The Inner Critic Problem in Fire Service Leadership
One of the most consistent patterns Cupp sees across fire service leaders: they are far harder on themselves than anyone else is on them. He was the same way.
"You're so hypercritical that you're your own worst enemy," he said. "Everyone else is providing you great feedback, but they're not anywhere as hurtful as you are to yourself." After a rough incident command, after a promotion that didn't come through, after a call that didn't go right — the internal narrative is the loudest voice in the room.
"I was creating a fear in my head," he said. "I see it all the time in our officers. There's a lot of pressure to do it right. But I shouldn't have feared that at all. It was me telling myself a story about what they were doing."
Psychological Safety Starts in the Training Room
Cupp's philosophy on training is built on a single principle: permission to fail. Not permission to be careless — permission to be a learner. The reason his beach rescue worked wasn't luck. It was 500 repetitions of the right movements until they were automatic.
"When we go through fire scenarios, we're really looking at the growth," he said. "We're going to take away all the positive things that went well. We're going to add four more things we do well each time. That positivity of how to grow versus what not to do is something we have to develop in how we train people."
The culture he's building at Greater Eagle — and what he teaches at the National Fire Academy — is one where failure in training is expected and normalized. "You have to show them an environment of learning. Where it's comfortable in a very uncomfortable world. That they can try and fail and it's okay, because they're going to do it again and they're going to be better."

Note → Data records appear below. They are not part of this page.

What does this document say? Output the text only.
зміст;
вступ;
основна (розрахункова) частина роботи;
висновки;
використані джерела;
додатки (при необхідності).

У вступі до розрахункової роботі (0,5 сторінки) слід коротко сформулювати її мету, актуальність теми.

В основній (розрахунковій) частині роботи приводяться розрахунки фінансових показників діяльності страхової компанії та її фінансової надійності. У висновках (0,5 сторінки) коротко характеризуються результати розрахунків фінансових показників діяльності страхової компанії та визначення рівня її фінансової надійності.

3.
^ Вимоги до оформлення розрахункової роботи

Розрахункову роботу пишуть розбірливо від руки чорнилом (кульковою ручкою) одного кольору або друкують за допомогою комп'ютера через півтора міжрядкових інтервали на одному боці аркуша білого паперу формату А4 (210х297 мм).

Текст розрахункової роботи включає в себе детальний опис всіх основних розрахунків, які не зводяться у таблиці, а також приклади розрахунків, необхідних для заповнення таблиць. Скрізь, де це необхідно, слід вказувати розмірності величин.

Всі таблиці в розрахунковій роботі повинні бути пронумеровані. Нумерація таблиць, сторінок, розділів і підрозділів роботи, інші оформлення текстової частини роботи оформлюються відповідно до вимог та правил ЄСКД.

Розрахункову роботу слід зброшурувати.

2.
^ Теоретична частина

Staying Connected at Scale
The psychological safety Cupp describes — in training, in leadership, across ranks — depends on a chief staying connected to what's actually happening across their department. Not just the formal AAR. The informal signal. The officer who's been quiet for two weeks. The shift that's been catching all the hard calls.
FlorianAI gives fire chiefs the operational layer to see those patterns. By unifying data from RMS, staffing schedules, SOPs, and communications, it surfaces what the daily grind obscures — giving chiefs the information they need to show up for their people proactively, not reactively. The same way Cupp's training culture builds competence before the call arrives.

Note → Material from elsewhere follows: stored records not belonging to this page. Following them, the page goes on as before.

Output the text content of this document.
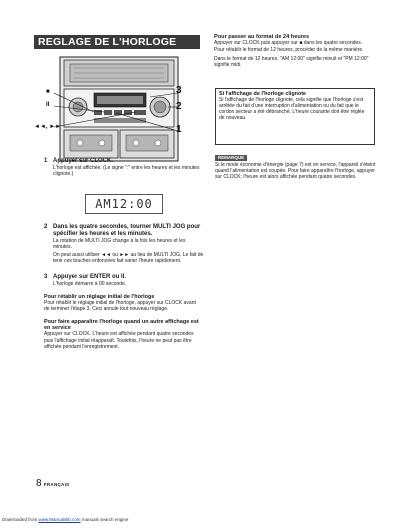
REGLAGE DE L'HORLOGE
3
2
1
■
II
◄◄, ►►
1 Appuyer sur CLOCK.

L'horloge est affichée. (Le signe ":" entre les heures et les minutes clignote.)

AM12:00
2 Dans les quatre secondes, tourner MULTI JOG pour spécifier les heures et les minutes.

La rotation de MULTI JOG change à la fois les heures et les minutes.

On peut aussi utiliser ◄◄ ou ►► au lieu de MULTI JOG. Le fait de tenir ces touches enfoncées fait varier l'heure rapidement.

3 Appuyer sur ENTER ou II.

L'horloge démarre à 00 seconde.

Pour rétablir un réglage initial de l'horloge

Pour rétablir le réglage initial de l'horloge, appuyer sur CLOCK avant de terminer l'étape 3. Ceci annule tout nouveau réglage.

Pour faire apparaître l'horloge quand un autre affichage est en service

Appuyer sur CLOCK. L'heure est affichée pendant quatre secondes puis l'affichage initial réapparaît. Toutefois, l'heure ne peut pas être affichée pendant l'enregistrement.

Pour passer au format de 24 heures

Appuyer sur CLOCK puis appuyer sur ■ dans les quatre secondes.

Pour rétablir le format de 12 heures, procéder de la même manière.

Dans le format de 12 heures, "AM 12:00" signifie minuit et "PM 12:00" signifie midi.

Si l'affichage de l'horloge clignote

Si l'affichage de l'horloge clignote, cela signifie que l'horloge s'est arrêtée du fait d'une interruption d'alimentation ou du fait que le cordon secteur a été débranché. L'heure courante doit être réglée de nouveau.

REMARQUE
Si le mode économie d'énergie (page 7) est en service, l'appareil s'éteint quand l'alimentation est coupée. Pour faire apparaître l'horloge, appuyer sur CLOCK; l'heure est alors affichée pendant quatre secondes.
8 FRANÇAIS
Downloaded from www.Manualslib.com manuals search engine
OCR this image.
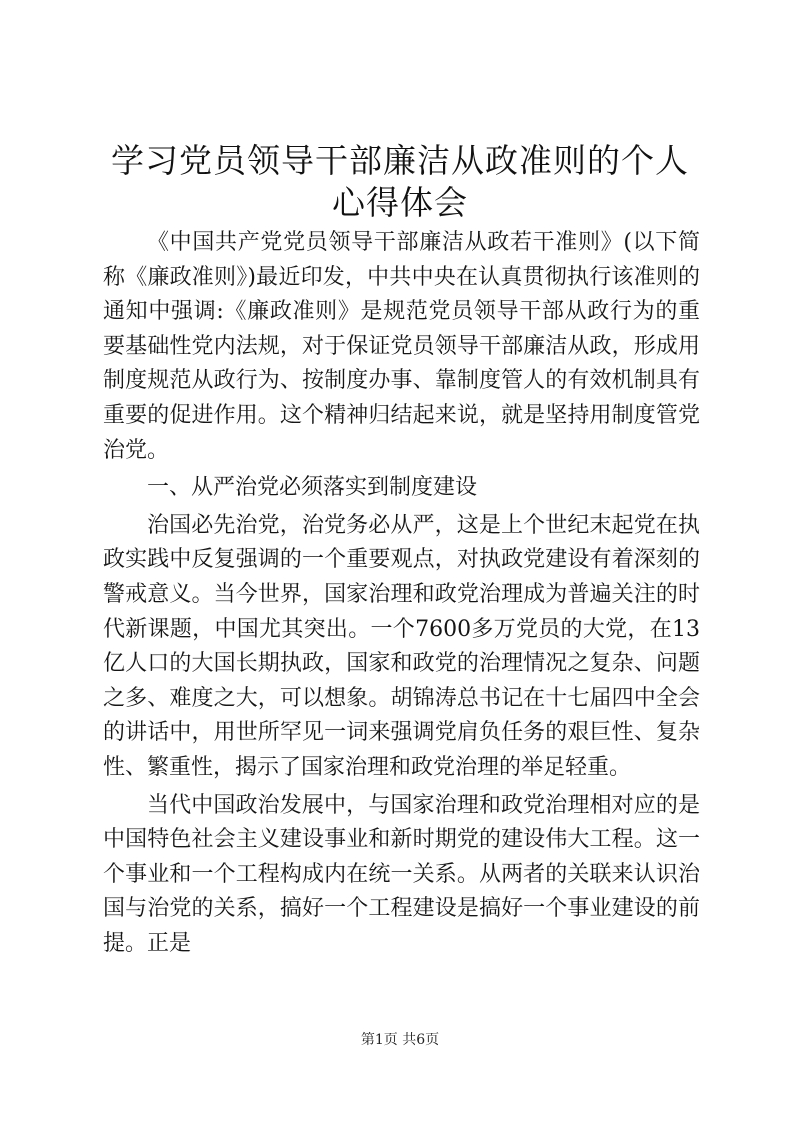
学习党员领导干部廉洁从政准则的个人心得体会

《中国共产党党员领导干部廉洁从政若干准则》(以下简称《廉政准则》)最近印发，中共中央在认真贯彻执行该准则的通知中强调:《廉政准则》是规范党员领导干部从政行为的重要基础性党内法规，对于保证党员领导干部廉洁从政，形成用制度规范从政行为、按制度办事、靠制度管人的有效机制具有重要的促进作用。这个精神归结起来说，就是坚持用制度管党治党。

一、从严治党必须落实到制度建设

治国必先治党，治党务必从严，这是上个世纪末起党在执政实践中反复强调的一个重要观点，对执政党建设有着深刻的警戒意义。当今世界，国家治理和政党治理成为普遍关注的时代新课题，中国尤其突出。一个7600多万党员的大党，在13亿人口的大国长期执政，国家和政党的治理情况之复杂、问题之多、难度之大，可以想象。胡锦涛总书记在十七届四中全会的讲话中，用世所罕见一词来强调党肩负任务的艰巨性、复杂性、繁重性，揭示了国家治理和政党治理的举足轻重。

当代中国政治发展中，与国家治理和政党治理相对应的是中国特色社会主义建设事业和新时期党的建设伟大工程。这一个事业和一个工程构成内在统一关系。从两者的关联来认识治国与治党的关系，搞好一个工程建设是搞好一个事业建设的前提。正是

第1页 共6页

Key Takeaways for Fire Chiefs
- Leadership is a journey. Not a destination you arrive at after a promotion. Every failed pivot, every rough incident command, is part of the development path.
- You're your own worst enemy. The inner critic in fire service leadership is often harsher than any external feedback. Managing that voice is part of the job.
- Permission to fail in training = readiness on calls. Build a training culture where it's safe to get it wrong, so that when it matters, it's automatic.
- You don't have to be the best. You have to be the right fit. Cupp applied for his chief role because someone reframed it that way. It changed his career.
- Good work compounds. "Each time, add four more things you do well." Growth isn't about eliminating all mistakes. It's about consistently adding to what's working.
About Doug Cupp
Doug Cupp is the Fire Chief of Greater Eagle Fire District in Colorado, with over 24 years of experience in emergency management and fire service leadership. A former National Fire Academy instructor and Harvard Kennedy School graduate, he runs Doug Cupp & Associates — a leadership coaching and team-building firm focused on high-performing public safety organizations. He began his career at Poudre Fire Authority in Fort Collins alongside Prescott Fire Chief Holger Durre.